I turned back to the Roderick sisters, the baby still cradled protectively in my arms. “Can you stop her bleeding?”

Annabelle’s eyebrows briefly jumped up into her hairline as though she hadn’t expected me to spare Nikki a second thought. “We already tried everything. Nothing’s working.”

“Then she needs to see a doctor,” I answered evenly. “Take her to the hospital.”

“We can’t do that either.”

“Why not?” The question came out harder than I’d intended, frustration bleeding into my voice.

Annabelle’s gaze moved to Nikki, then back to me. “Because this isn’t a wound that modern medicine can fix. She isn’t bleeding from trauma. She’s bleeding because her body is rejecting what it was never meant to carry.”

I frowned, not understanding her in the slightest. “What are you talking about? What does that mean?”

Anita glanced at her sisters, then gestured toward the doorway. “Perhaps we should discuss this elsewhere.”

Stepping over Death’s motionless body, I followed them out of the bedroom and into the main room, still cradling the baby against my chest. The smell of demon ash and burnt wood hung heavy in the air, but I tried not to focus on it, oron the countless number of bodies scattered around the room like rat droppings.

Once we were far enough away that Nikki wouldn’t overhear us, Annabelle turned to face me. “She’s dying because she was never supposed to be the one to birth the Son of Perdition,” she said, her tone matter-of-fact despite the gravity of what she was saying. “The prophecy called for a vessel strong enough to contain his power. Nikki wasn’t it. But she saw an opportunity and took it anyway. Seduced her way into a destiny she had no right to claim, and now she’s paying the price for it.”

The words hit me like a backhand to the face. “Do I even want to know who was meant to birth him?” I asked, already feeling sick as several different possibilities flashed through my head at once.

“I doubt it,” she answered bluntly.

“The baby’s magic sustained her during the pregnancy,” continued Anita, her expression grim. “It was the only thing keeping her alive. His power acting like a life support system, feeding her just enough to survive carrying him to term.

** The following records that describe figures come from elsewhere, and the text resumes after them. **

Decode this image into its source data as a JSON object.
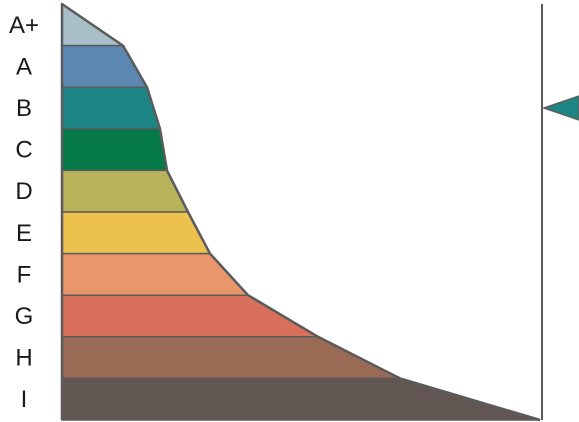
{
  "scale": {
    "grades": [
      {
        "label": "A+",
        "color": "#a8bfc8"
      },
      {
        "label": "A",
        "color": "#5b87b0"
      },
      {
        "label": "B",
        "color": "#1e8585"
      },
      {
        "label": "C",
        "color": "#057a48"
      },
      {
        "label": "D",
        "color": "#b8b35a"
      },
      {
        "label": "E",
        "color": "#ecc14e"
      },
      {
        "label": "F",
        "color": "#e9966b"
      },
      {
        "label": "G",
        "color": "#d9705b"
      },
      {
        "label": "H",
        "color": "#9a6a55"
      },
      {
        "label": "I",
        "color": "#625652"
      }
    ],
    "outline_color": "#5b5b5b",
    "indicator": {
      "grade": "B",
      "color": "#1e8585"
    }
  }
}
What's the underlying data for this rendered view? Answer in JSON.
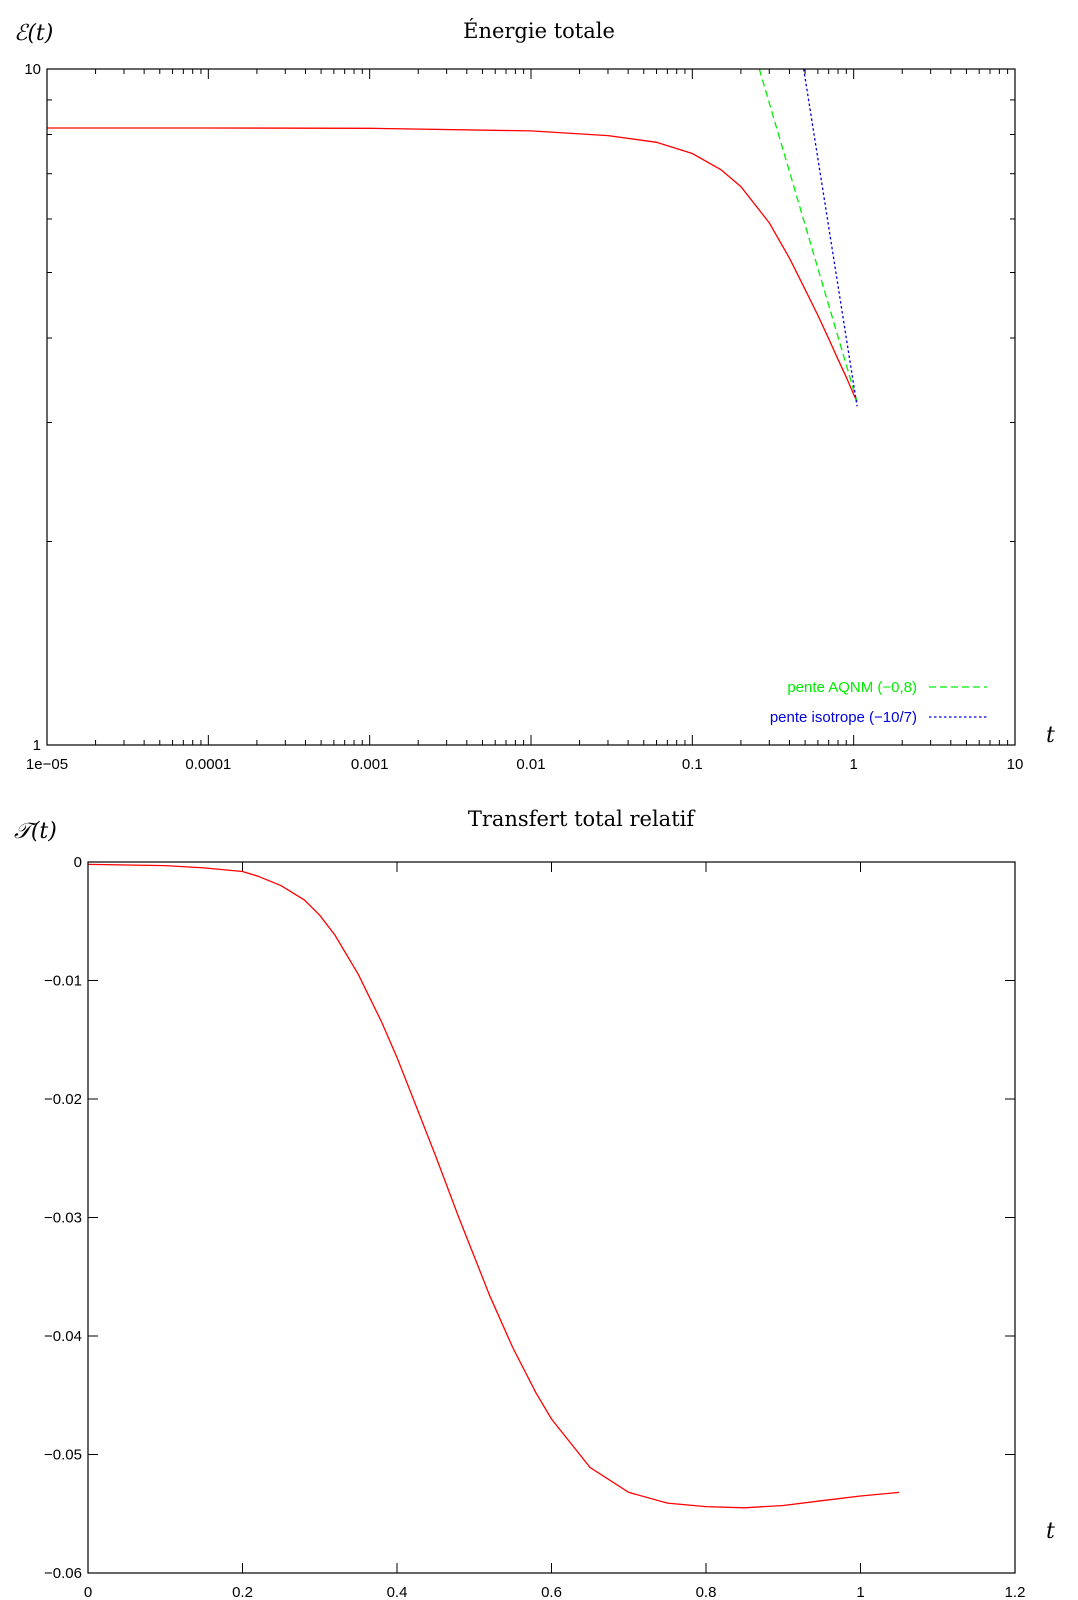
{
  "chart_data": [
    {
      "type": "line",
      "title": "Énergie totale",
      "ylabel": "ℰ(t)",
      "xlabel": "t",
      "xscale": "log",
      "yscale": "log",
      "xlim": [
        1e-05,
        10
      ],
      "ylim": [
        1,
        10
      ],
      "x_ticks": [
        1e-05,
        0.0001,
        0.001,
        0.01,
        0.1,
        1,
        10
      ],
      "x_tick_labels": [
        "1e−05",
        "0.0001",
        "0.001",
        "0.01",
        "0.1",
        "1",
        "10"
      ],
      "y_ticks": [
        1,
        10
      ],
      "y_tick_labels": [
        "1",
        "10"
      ],
      "grid": false,
      "legend_position": "bottom-right",
      "series": [
        {
          "color": "#ff0000",
          "style": "solid",
          "x": [
            1e-05,
            0.0001,
            0.001,
            0.01,
            0.03,
            0.06,
            0.1,
            0.15,
            0.2,
            0.3,
            0.4,
            0.5,
            0.6,
            0.7,
            0.8,
            0.9,
            1.0,
            1.05
          ],
          "y": [
            8.18,
            8.18,
            8.17,
            8.1,
            7.97,
            7.79,
            7.5,
            7.1,
            6.7,
            5.92,
            5.25,
            4.72,
            4.32,
            3.99,
            3.72,
            3.5,
            3.3,
            3.22
          ]
        },
        {
          "name": "pente AQNM (−0,8)",
          "color": "#00ee00",
          "style": "dashed",
          "x": [
            0.26,
            1.05
          ],
          "y": [
            10,
            3.22
          ]
        },
        {
          "name": "pente isotrope (−10/7)",
          "color": "#0000dd",
          "style": "dotted",
          "x": [
            0.49,
            1.05
          ],
          "y": [
            10,
            3.17
          ]
        }
      ]
    },
    {
      "type": "line",
      "title": "Transfert total relatif",
      "ylabel": "𝒯(t)",
      "xlabel": "t",
      "xlim": [
        0,
        1.2
      ],
      "ylim": [
        -0.06,
        0
      ],
      "x_ticks": [
        0,
        0.2,
        0.4,
        0.6,
        0.8,
        1,
        1.2
      ],
      "x_tick_labels": [
        "0",
        "0.2",
        "0.4",
        "0.6",
        "0.8",
        "1",
        "1.2"
      ],
      "y_ticks": [
        0,
        -0.01,
        -0.02,
        -0.03,
        -0.04,
        -0.05,
        -0.06
      ],
      "y_tick_labels": [
        "0",
        "−0.01",
        "−0.02",
        "−0.03",
        "−0.04",
        "−0.05",
        "−0.06"
      ],
      "grid": false,
      "series": [
        {
          "color": "#ff0000",
          "style": "solid",
          "x": [
            0,
            0.1,
            0.15,
            0.2,
            0.22,
            0.25,
            0.28,
            0.3,
            0.32,
            0.35,
            0.38,
            0.4,
            0.42,
            0.45,
            0.48,
            0.5,
            0.52,
            0.55,
            0.58,
            0.6,
            0.65,
            0.7,
            0.75,
            0.8,
            0.85,
            0.9,
            0.95,
            1.0,
            1.05
          ],
          "y": [
            -0.0002,
            -0.0003,
            -0.0005,
            -0.0008,
            -0.0012,
            -0.002,
            -0.0032,
            -0.0045,
            -0.0062,
            -0.0095,
            -0.0135,
            -0.0165,
            -0.0198,
            -0.0248,
            -0.03,
            -0.0333,
            -0.0366,
            -0.041,
            -0.0448,
            -0.047,
            -0.0511,
            -0.0532,
            -0.0541,
            -0.0544,
            -0.0545,
            -0.0543,
            -0.0539,
            -0.0535,
            -0.0532
          ]
        }
      ]
    }
  ]
}
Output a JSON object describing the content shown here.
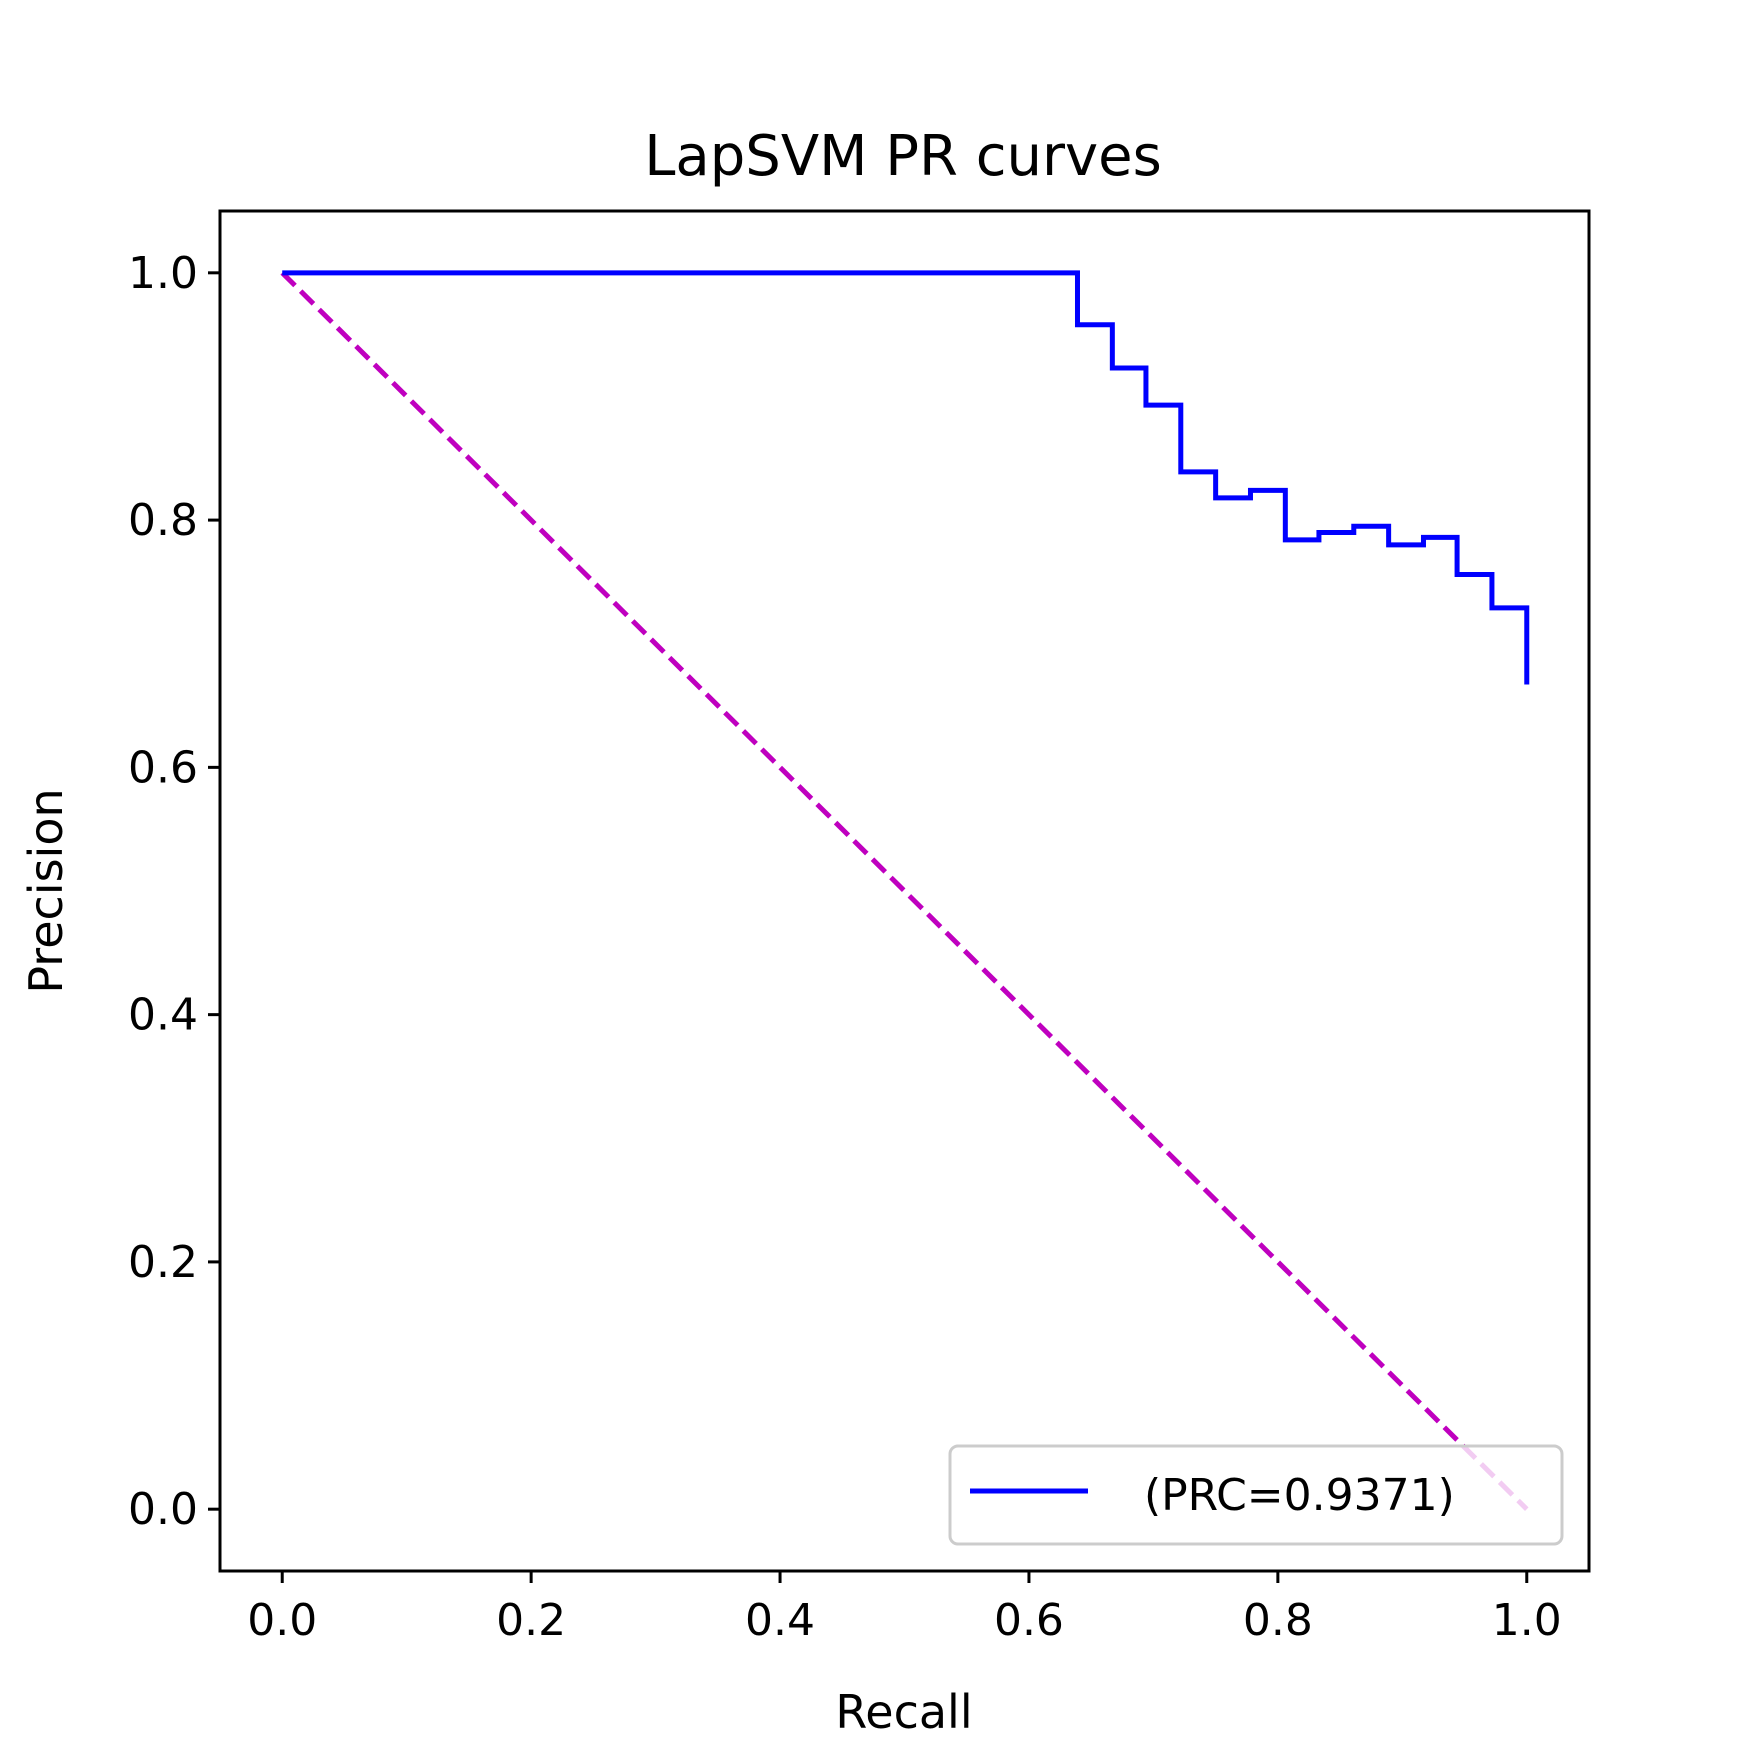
{
  "chart_data": {
    "type": "line",
    "title": "LapSVM PR curves",
    "xlabel": "Recall",
    "ylabel": "Precision",
    "xlim": [
      -0.05,
      1.05
    ],
    "ylim": [
      -0.05,
      1.05
    ],
    "xticks": [
      "0.0",
      "0.2",
      "0.4",
      "0.6",
      "0.8",
      "1.0"
    ],
    "yticks": [
      "0.0",
      "0.2",
      "0.4",
      "0.6",
      "0.8",
      "1.0"
    ],
    "grid": false,
    "legend_position": "lower-right",
    "series": [
      {
        "name": " (PRC=0.9371)",
        "style": "step",
        "color": "#0000ff",
        "x": [
          0.0,
          0.639,
          0.639,
          0.667,
          0.667,
          0.694,
          0.694,
          0.722,
          0.722,
          0.75,
          0.75,
          0.778,
          0.778,
          0.806,
          0.806,
          0.833,
          0.833,
          0.861,
          0.861,
          0.889,
          0.889,
          0.917,
          0.917,
          0.944,
          0.944,
          0.972,
          0.972,
          1.0,
          1.0
        ],
        "y": [
          1.0,
          1.0,
          0.958,
          0.958,
          0.923,
          0.923,
          0.893,
          0.893,
          0.839,
          0.839,
          0.818,
          0.818,
          0.824,
          0.824,
          0.784,
          0.784,
          0.79,
          0.79,
          0.795,
          0.795,
          0.78,
          0.78,
          0.786,
          0.786,
          0.756,
          0.756,
          0.729,
          0.729,
          0.667
        ]
      },
      {
        "style": "dashed",
        "color": "#bf00bf",
        "x": [
          0.0,
          1.0
        ],
        "y": [
          1.0,
          0.0
        ]
      }
    ]
  }
}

But now that he’s been born, now that he’s no longer inside her…” She trailed off, the implication clear.

There was nothing keeping her alive anymore. Nothing left to sustain her. The very thing that had kept her heart beating for the last nine months was now cradled in my arms, and without him, her body was failing one piece at a time.

“How long does she have?” I asked, my voice barely above a whisper.

Anita hesitated. “Minutes. Maybe less.” Her gaze softened a fraction. “All we can do now is make her comfortable.”

I looked back toward the bedroom. Through the doorway, I could just make out Nikki’s form on the bed, still and pallid against the blood-soaked sheets.

“I’ll stay with her,” I heard myself say before I’d even made the decision to.

The sisters exchanged glances but didn’t object.

Anita nodded once. “We’ll start cleaning up in here and give you some privacy.”

Pulling in a slow breath, I turned around and walked back into the bedroom with the baby still warm and secure in my arms. Nikki’s eyes tracked my every movement, the same desperate burn still flickering in them despite everything else fading from her face.

I crossed to the bed and lowered myself onto the edge beside her. For a moment, I just looked at her. At the girl who had tried so hard to destroy me. Who had lied and manipulated and stolen and cast spells to erase me from the only mind that had ever fully seen me. Who had sworn for over a year that one day she would deliver a reckoning to my doorstep, and somehow, in the end, ended up delivering one to her own.